Employment has now grown above a 200,000-jobs pace for five straight months for the first time since the technology boom in the late 1990s.
Average hourly earnings, which are being closely watched for signs of wage pressures that could signal dwindling slack in the labor market, increased by 6 cents in June. The 12-month gain slipped to 2.0 percent from 2.1 percent, suggesting little build up in wage-related inflation pressures.
A broader measure of unemployment, which includes people who want a job but have given up searching and those working part-time because they cannot find full-time jobs, fell to 12.1 percent, the lowest level since October 2008.
The median duration of unemployment fell to 13.1 weeks from 14.6 weeks in May, the lowest in more than five years.
My opinion: There is just so much good stuff to talk about here. At the beginning of the article, economist Jacob Oubina is quoted, “It’s a report that really checks off all the positive boxes. I don’t think you could have asked for a stronger read.”
In my opinion, a great statistic that can be easily overlooked is the discouraged worker number. A decrease in this number means people who had stopped looking for a job are now looking again. A very optimistic statistic. Although this may keep wages low in the near term as the supply of labor begins to grow.
The median duration of unemployment also fell as the majority of unemployed workers is turning over faster. For the growth of the economy, this is a fantastic statistic. The less time people are without a job, the more they are able to spend. And the more they spend, the more firms must produce. And when a firm needs to produce more, they hire more workers. This is exactly the impetus to our economy that we have desperately needed.

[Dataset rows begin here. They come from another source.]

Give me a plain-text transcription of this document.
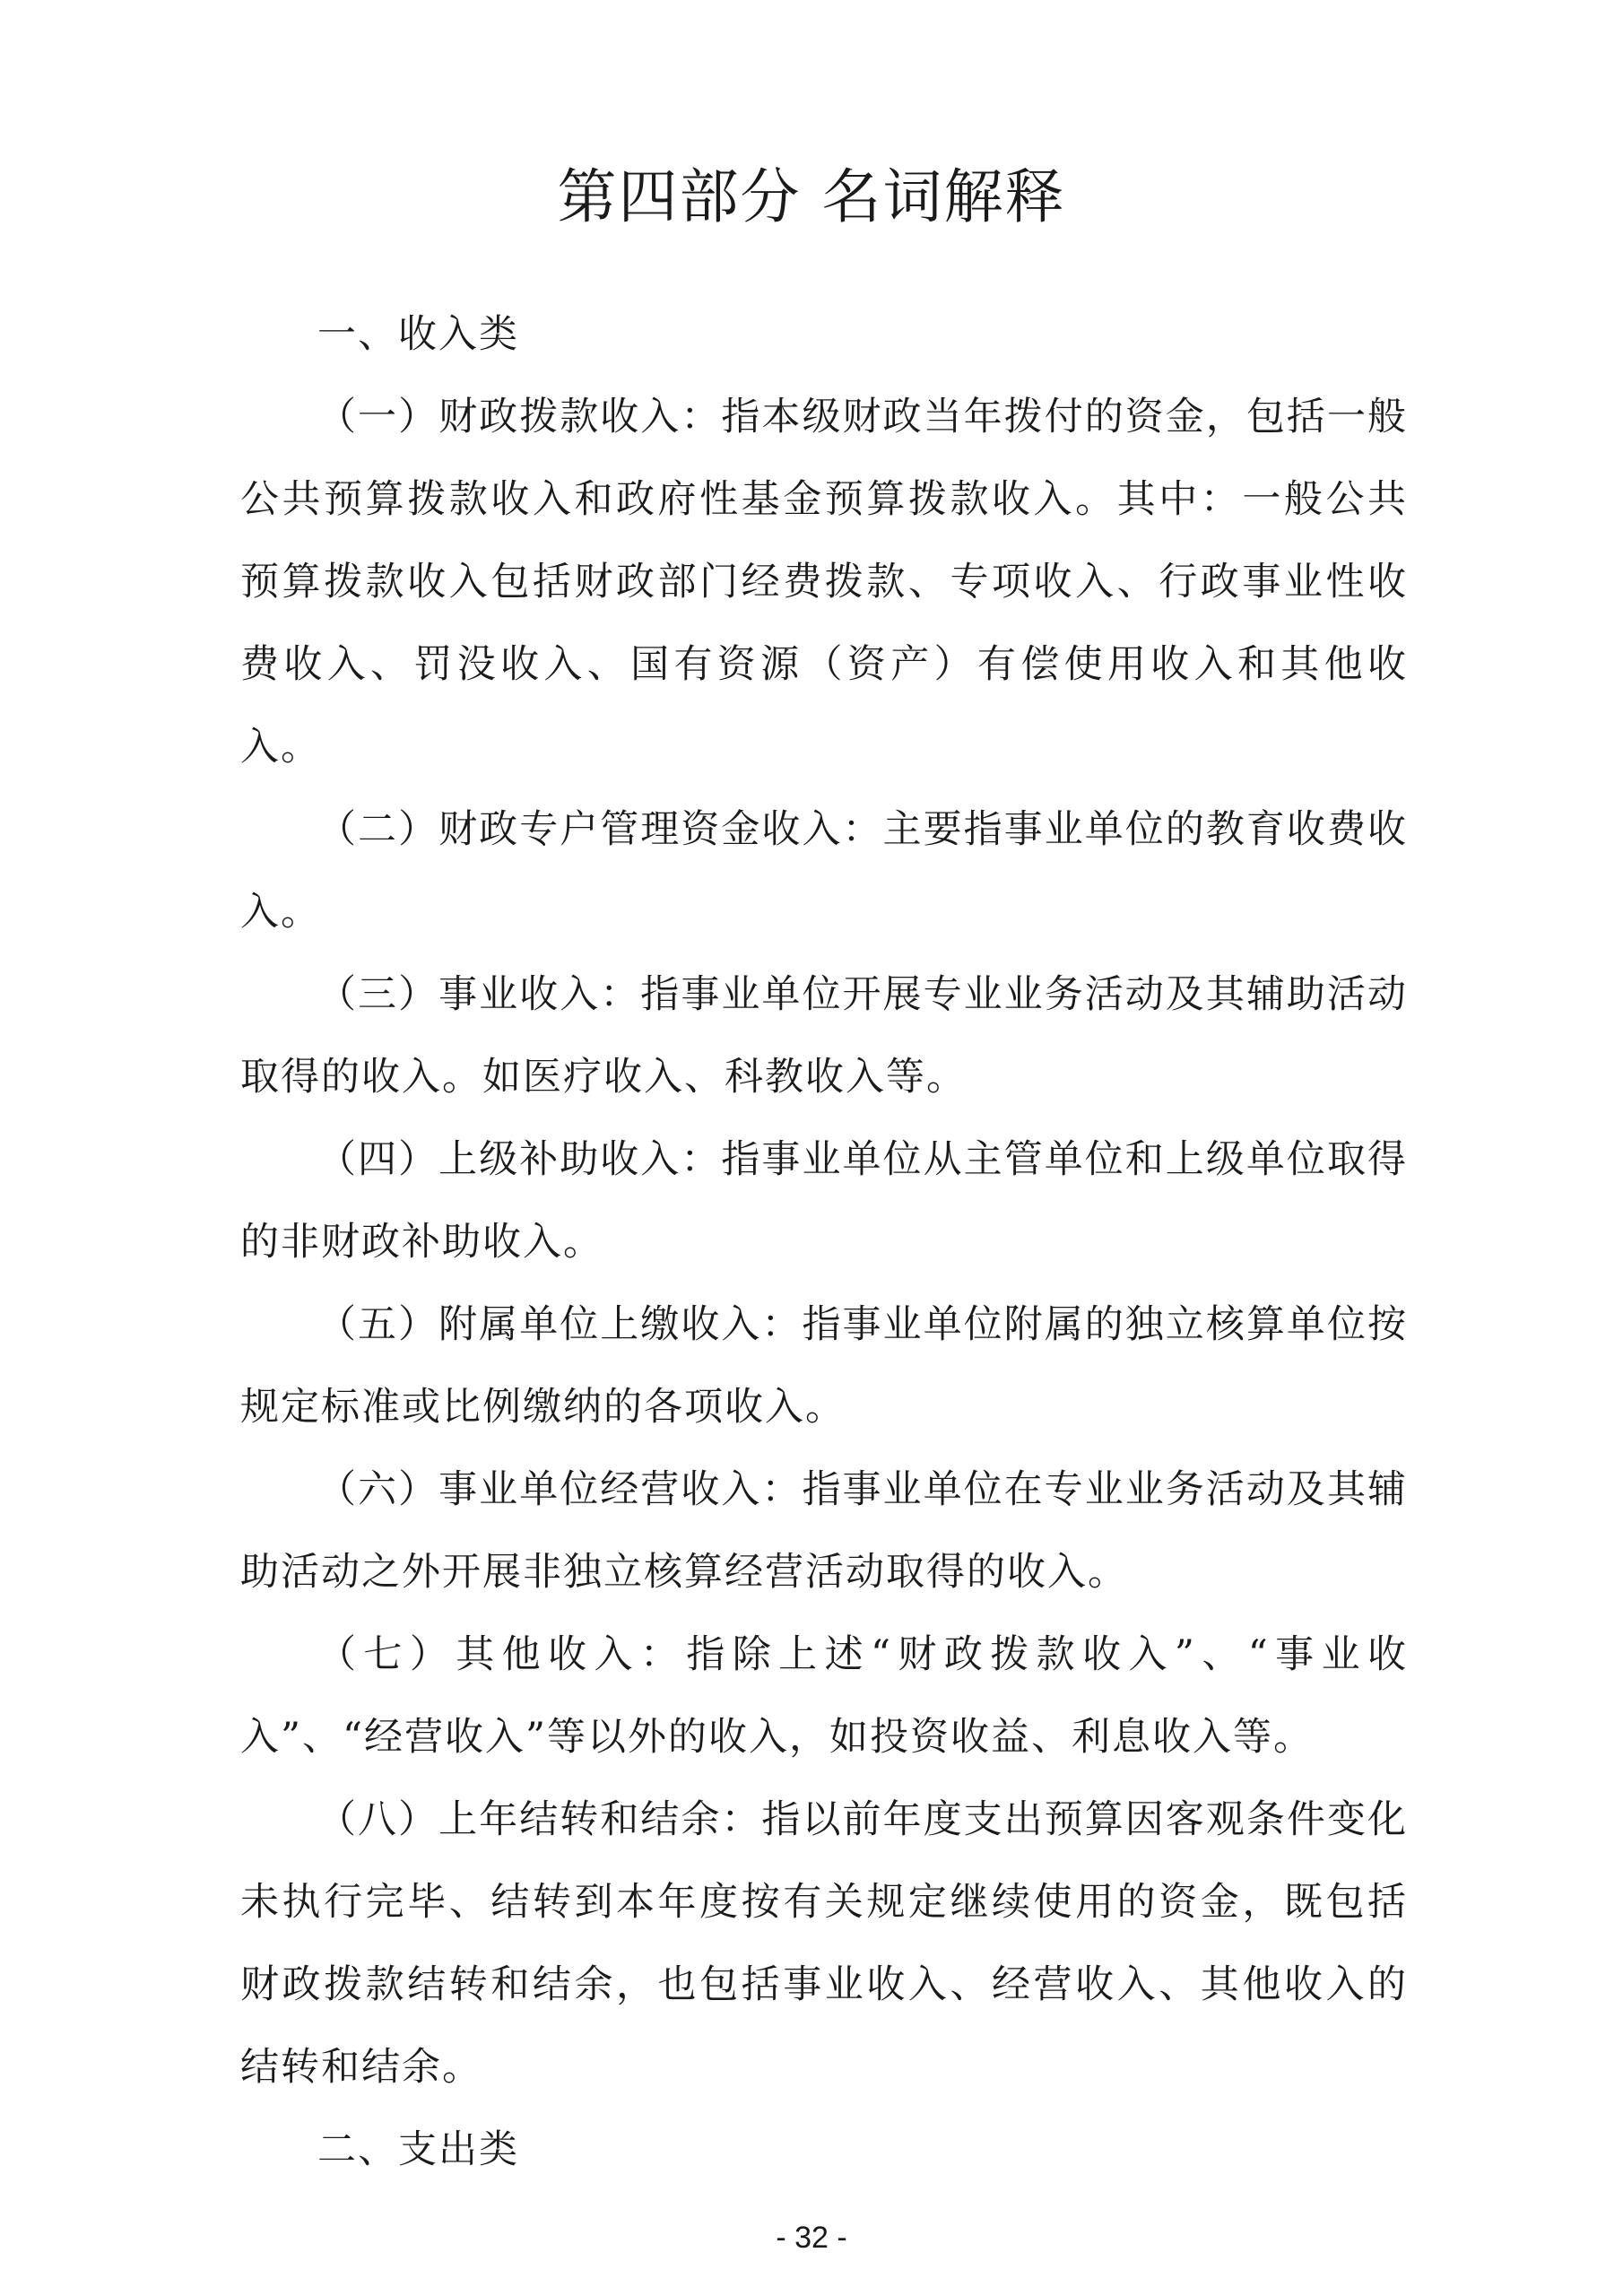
第四部分 名词解释

一、收入类

（一）财政拨款收入：指本级财政当年拨付的资金，包括一般公共预算拨款收入和政府性基金预算拨款收入。其中：一般公共预算拨款收入包括财政部门经费拨款、专项收入、行政事业性收费收入、罚没收入、国有资源（资产）有偿使用收入和其他收入。

（二）财政专户管理资金收入：主要指事业单位的教育收费收入。

（三）事业收入：指事业单位开展专业业务活动及其辅助活动取得的收入。如医疗收入、科教收入等。

（四）上级补助收入：指事业单位从主管单位和上级单位取得的非财政补助收入。

（五）附属单位上缴收入：指事业单位附属的独立核算单位按规定标准或比例缴纳的各项收入。

（六）事业单位经营收入：指事业单位在专业业务活动及其辅助活动之外开展非独立核算经营活动取得的收入。

（七）其他收入：指除上述“财政拨款收入”、“事业收入”、“经营收入”等以外的收入，如投资收益、利息收入等。

（八）上年结转和结余：指以前年度支出预算因客观条件变化未执行完毕、结转到本年度按有关规定继续使用的资金，既包括财政拨款结转和结余，也包括事业收入、经营收入、其他收入的结转和结余。

二、支出类

- 32 -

Lastly, wages went up. And in my last post I said that an increase in wages would signal a big momentum swing. However, I am hesitant to say this is the signal I wanted as wages only increased marginally due to the large amount of slack in the labor market. I am waiting for a 4-5% wage growth before ringing that victory bell.
The economy feeds off itself. Doing well leads to doing better. And with numbers like these, I fully expect the spiral upwards to gain more and more momentum over the second half of the year.